Is it possible to argue for something similar for $\mathbb{Q}(i)$? The goal of my question is to construct an example of a Hilbert Class Field without appealing (yet) to Artin Reciprocity.

Using Artin Reciprocity, one has that $Gal(L/\mathbb{Q}) \cong Cl(\mathbb{Q})$, where $L$ is the Hilbert Class Field of $K=\mathbb{Q}$. Now, because $\mathbb{Z}$ is a PID, the class group becomes trivial, and we have that $L=\mathbb{Q}$. Since $L$ is by definition the maximal unramified abelian extension of $K=\mathbb{Q}$, this implies that there are no unramified extensions of $\mathbb{Q}$. Repeating the argument (and observing that $\mathbb{Z}[i]$ is a PID), one deduces that the Hilbert Class Field of $K=\mathbb{Q}(i)$ is $L=\mathbb{Q}(i)$. But this just means that $\mathbb{Q}(i)$ has no unramified extensions.

However, I would like to have a proof from scratch which argues that $\mathbb{Q}(i)$ has no unramified extensions.

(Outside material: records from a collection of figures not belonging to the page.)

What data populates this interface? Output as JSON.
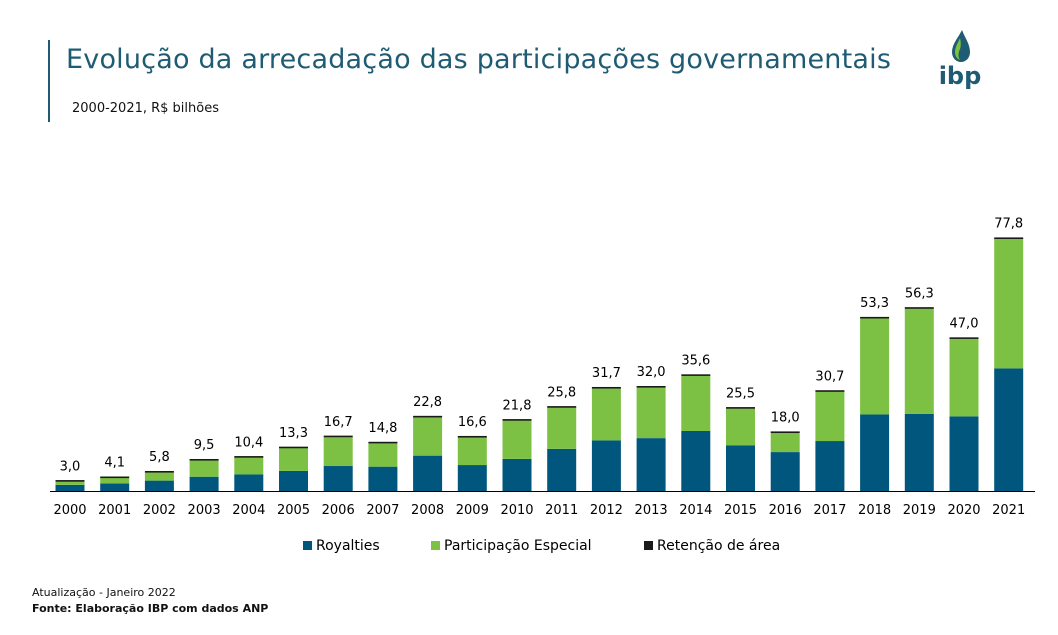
{
  "header": {
    "title": "Evolução da arrecadação das participações governamentais",
    "subtitle": "2000-2021, R$ bilhões",
    "logo_text": "ibp"
  },
  "footer": {
    "update": "Atualização - Janeiro 2022",
    "source": "Fonte: Elaboração IBP com dados ANP"
  },
  "colors": {
    "royalties": "#00567c",
    "participacao": "#7cc143",
    "retencao": "#1a1a1a",
    "title": "#1f5c73"
  },
  "chart_data": {
    "type": "bar",
    "stacked": true,
    "title": "Evolução da arrecadação das participações governamentais",
    "subtitle": "2000-2021, R$ bilhões",
    "xlabel": "",
    "ylabel": "",
    "ylim": [
      0,
      80
    ],
    "grid": false,
    "legend_position": "bottom",
    "categories": [
      "2000",
      "2001",
      "2002",
      "2003",
      "2004",
      "2005",
      "2006",
      "2007",
      "2008",
      "2009",
      "2010",
      "2011",
      "2012",
      "2013",
      "2014",
      "2015",
      "2016",
      "2017",
      "2018",
      "2019",
      "2020",
      "2021"
    ],
    "series": [
      {
        "name": "Royalties",
        "color": "#00567c",
        "values": [
          1.9,
          2.3,
          3.2,
          4.4,
          5.1,
          6.2,
          7.7,
          7.5,
          10.9,
          8.0,
          9.9,
          13.0,
          15.6,
          16.3,
          18.5,
          14.1,
          12.0,
          15.4,
          23.6,
          23.8,
          23.0,
          37.8
        ]
      },
      {
        "name": "Participação Especial",
        "color": "#7cc143",
        "values": [
          1.1,
          1.8,
          2.6,
          5.1,
          5.3,
          7.1,
          9.0,
          7.3,
          11.9,
          8.6,
          11.9,
          12.8,
          16.1,
          15.7,
          17.1,
          11.4,
          6.0,
          15.3,
          29.7,
          32.5,
          24.0,
          40.0
        ]
      },
      {
        "name": "Retenção de área",
        "color": "#1a1a1a",
        "values": [
          0.0,
          0.0,
          0.0,
          0.0,
          0.0,
          0.0,
          0.0,
          0.0,
          0.0,
          0.0,
          0.0,
          0.0,
          0.0,
          0.0,
          0.0,
          0.0,
          0.0,
          0.0,
          0.0,
          0.0,
          0.0,
          0.0
        ]
      }
    ],
    "totals": [
      "3,0",
      "4,1",
      "5,8",
      "9,5",
      "10,4",
      "13,3",
      "16,7",
      "14,8",
      "22,8",
      "16,6",
      "21,8",
      "25,8",
      "31,7",
      "32,0",
      "35,6",
      "25,5",
      "18,0",
      "30,7",
      "53,3",
      "56,3",
      "47,0",
      "77,8"
    ]
  }
}
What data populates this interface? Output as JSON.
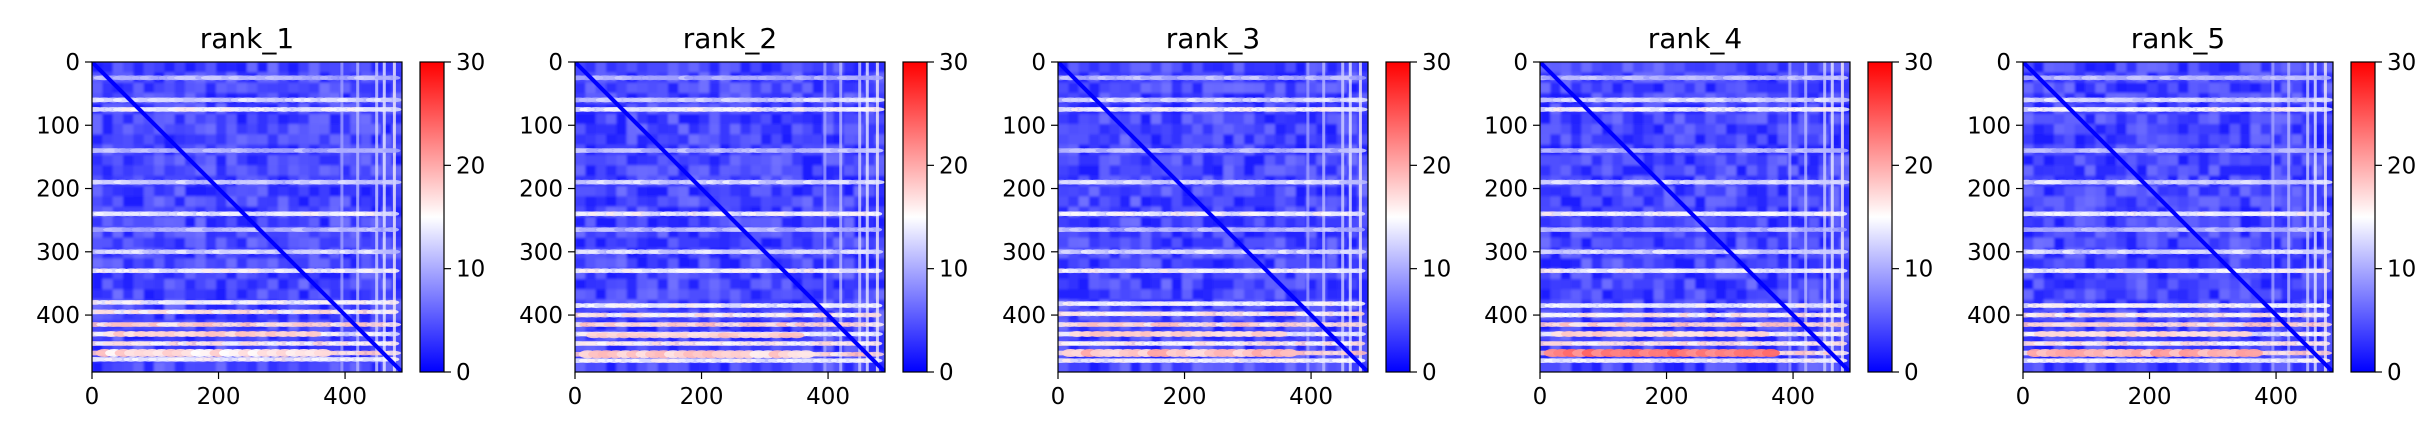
{
  "chart_data": [
    {
      "type": "heatmap",
      "title": "rank_1",
      "xlim": [
        0,
        490
      ],
      "ylim": [
        490,
        0
      ],
      "xticks": [
        0,
        200,
        400
      ],
      "yticks": [
        0,
        100,
        200,
        300,
        400
      ],
      "colorbar": {
        "min": 0,
        "max": 30,
        "ticks": [
          0,
          10,
          20,
          30
        ],
        "colormap": "bwr"
      },
      "bright_rows": [
        25,
        60,
        75,
        140,
        190,
        240,
        265,
        300,
        330,
        380,
        395,
        415,
        430,
        445,
        460,
        470
      ],
      "hot_row": 460,
      "hot_level": 0.62
    },
    {
      "type": "heatmap",
      "title": "rank_2",
      "xlim": [
        0,
        490
      ],
      "ylim": [
        490,
        0
      ],
      "xticks": [
        0,
        200,
        400
      ],
      "yticks": [
        0,
        100,
        200,
        300,
        400
      ],
      "colorbar": {
        "min": 0,
        "max": 30,
        "ticks": [
          0,
          10,
          20,
          30
        ],
        "colormap": "bwr"
      },
      "bright_rows": [
        25,
        60,
        75,
        140,
        190,
        240,
        265,
        300,
        330,
        385,
        400,
        415,
        430,
        445,
        462,
        472
      ],
      "hot_row": 462,
      "hot_level": 0.64
    },
    {
      "type": "heatmap",
      "title": "rank_3",
      "xlim": [
        0,
        490
      ],
      "ylim": [
        490,
        0
      ],
      "xticks": [
        0,
        200,
        400
      ],
      "yticks": [
        0,
        100,
        200,
        300,
        400
      ],
      "colorbar": {
        "min": 0,
        "max": 30,
        "ticks": [
          0,
          10,
          20,
          30
        ],
        "colormap": "bwr"
      },
      "bright_rows": [
        25,
        60,
        75,
        140,
        190,
        240,
        265,
        300,
        330,
        382,
        398,
        415,
        430,
        445,
        460,
        472
      ],
      "hot_row": 460,
      "hot_level": 0.68
    },
    {
      "type": "heatmap",
      "title": "rank_4",
      "xlim": [
        0,
        490
      ],
      "ylim": [
        490,
        0
      ],
      "xticks": [
        0,
        200,
        400
      ],
      "yticks": [
        0,
        100,
        200,
        300,
        400
      ],
      "colorbar": {
        "min": 0,
        "max": 30,
        "ticks": [
          0,
          10,
          20,
          30
        ],
        "colormap": "bwr"
      },
      "bright_rows": [
        25,
        60,
        75,
        140,
        190,
        240,
        265,
        300,
        330,
        385,
        400,
        415,
        430,
        445,
        460,
        472
      ],
      "hot_row": 460,
      "hot_level": 0.82
    },
    {
      "type": "heatmap",
      "title": "rank_5",
      "xlim": [
        0,
        490
      ],
      "ylim": [
        490,
        0
      ],
      "xticks": [
        0,
        200,
        400
      ],
      "yticks": [
        0,
        100,
        200,
        300,
        400
      ],
      "colorbar": {
        "min": 0,
        "max": 30,
        "ticks": [
          0,
          10,
          20,
          30
        ],
        "colormap": "bwr"
      },
      "bright_rows": [
        25,
        60,
        75,
        140,
        190,
        240,
        265,
        300,
        330,
        385,
        400,
        415,
        430,
        445,
        460,
        472
      ],
      "hot_row": 460,
      "hot_level": 0.72
    }
  ]
}
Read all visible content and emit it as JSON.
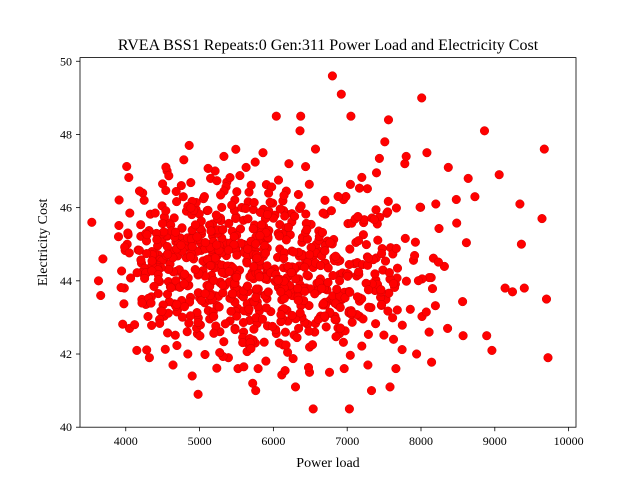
{
  "chart_data": {
    "type": "scatter",
    "title": "RVEA BSS1 Repeats:0 Gen:311 Power Load and Electricity Cost",
    "xlabel": "Power load",
    "ylabel": "Electricity Cost",
    "xlim": [
      3380,
      10100
    ],
    "ylim": [
      40,
      50.1
    ],
    "xticks": [
      4000,
      5000,
      6000,
      7000,
      8000,
      9000,
      10000
    ],
    "yticks": [
      40,
      42,
      44,
      46,
      48,
      50
    ],
    "grid": false,
    "marker_color": "#ff0000",
    "marker_edge_color": "#d40000",
    "sampled_points": [
      [
        3540,
        45.6
      ],
      [
        3630,
        44.0
      ],
      [
        3660,
        43.6
      ],
      [
        3690,
        44.6
      ],
      [
        3980,
        43.8
      ],
      [
        4020,
        45.0
      ],
      [
        4050,
        42.7
      ],
      [
        4120,
        42.8
      ],
      [
        4150,
        42.1
      ],
      [
        4230,
        46.4
      ],
      [
        4250,
        46.2
      ],
      [
        4320,
        41.9
      ],
      [
        4420,
        44.5
      ],
      [
        4560,
        47.0
      ],
      [
        4640,
        41.7
      ],
      [
        4700,
        45.2
      ],
      [
        4780,
        46.3
      ],
      [
        4860,
        47.7
      ],
      [
        4840,
        42.0
      ],
      [
        4900,
        41.4
      ],
      [
        4980,
        40.9
      ],
      [
        5070,
        43.4
      ],
      [
        5150,
        46.8
      ],
      [
        5210,
        47.0
      ],
      [
        5330,
        47.4
      ],
      [
        5390,
        41.9
      ],
      [
        5480,
        42.7
      ],
      [
        5520,
        41.6
      ],
      [
        5630,
        47.1
      ],
      [
        5720,
        41.2
      ],
      [
        5760,
        41.0
      ],
      [
        5860,
        47.5
      ],
      [
        6040,
        48.5
      ],
      [
        6080,
        42.3
      ],
      [
        6210,
        47.2
      ],
      [
        6300,
        41.1
      ],
      [
        6370,
        48.5
      ],
      [
        6360,
        48.1
      ],
      [
        6490,
        41.5
      ],
      [
        6540,
        40.5
      ],
      [
        6570,
        47.6
      ],
      [
        6700,
        46.2
      ],
      [
        6760,
        41.5
      ],
      [
        6800,
        49.6
      ],
      [
        6920,
        49.1
      ],
      [
        6960,
        41.6
      ],
      [
        7050,
        48.5
      ],
      [
        7030,
        40.5
      ],
      [
        7280,
        41.7
      ],
      [
        7330,
        41.0
      ],
      [
        7510,
        47.8
      ],
      [
        7560,
        48.4
      ],
      [
        7580,
        41.1
      ],
      [
        7660,
        41.6
      ],
      [
        7780,
        47.2
      ],
      [
        7800,
        47.4
      ],
      [
        7940,
        42.0
      ],
      [
        8010,
        49.0
      ],
      [
        8080,
        47.5
      ],
      [
        8110,
        42.6
      ],
      [
        8200,
        46.1
      ],
      [
        8360,
        42.7
      ],
      [
        8370,
        47.1
      ],
      [
        8570,
        42.5
      ],
      [
        8640,
        46.8
      ],
      [
        8730,
        46.3
      ],
      [
        8860,
        48.1
      ],
      [
        8890,
        42.5
      ],
      [
        8960,
        42.1
      ],
      [
        9060,
        46.9
      ],
      [
        9140,
        43.8
      ],
      [
        9240,
        43.7
      ],
      [
        9340,
        46.1
      ],
      [
        9360,
        45.0
      ],
      [
        9400,
        43.8
      ],
      [
        9640,
        45.7
      ],
      [
        9670,
        47.6
      ],
      [
        9700,
        43.5
      ],
      [
        9720,
        41.9
      ]
    ]
  }
}
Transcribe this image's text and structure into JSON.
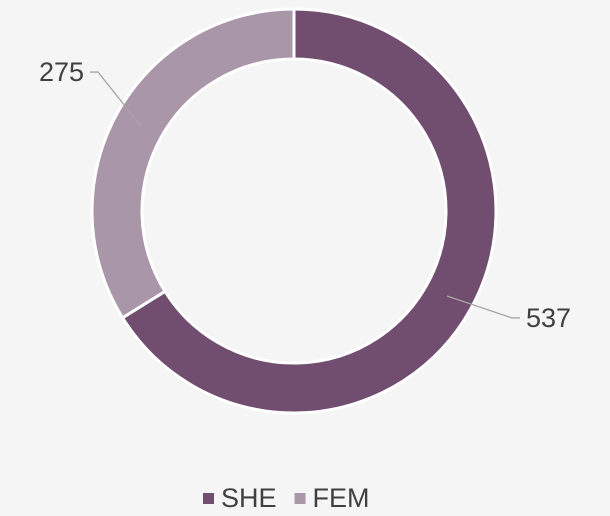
{
  "chart_data": {
    "type": "donut",
    "categories": [
      "SHE",
      "FEM"
    ],
    "values": [
      537,
      275
    ],
    "colors": [
      "#714d6f",
      "#a996a8"
    ]
  }
}
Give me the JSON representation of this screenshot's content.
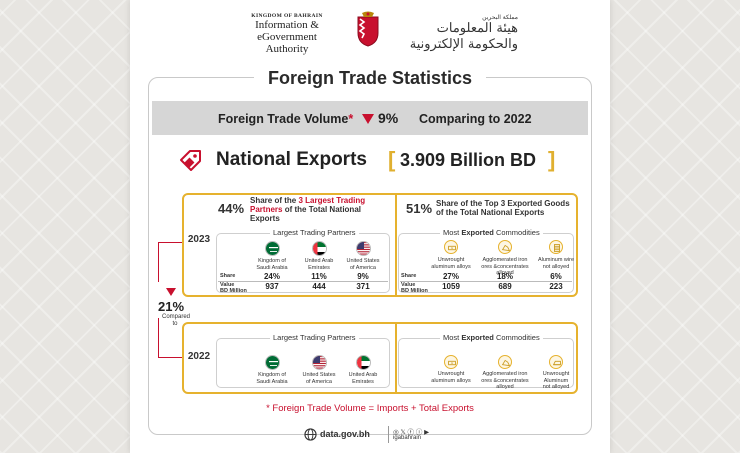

EDIT: My question seems related to this MO post but I am having trouble following the argument there.

Solution 1:

It is possible to do this for $\mathbb Q(i)$, and this precisely what is done in the linked MO question.

Note also that CFT describes abelian everywhere unramified extensions. The statement about having no everywhere unramified extensions is stronger.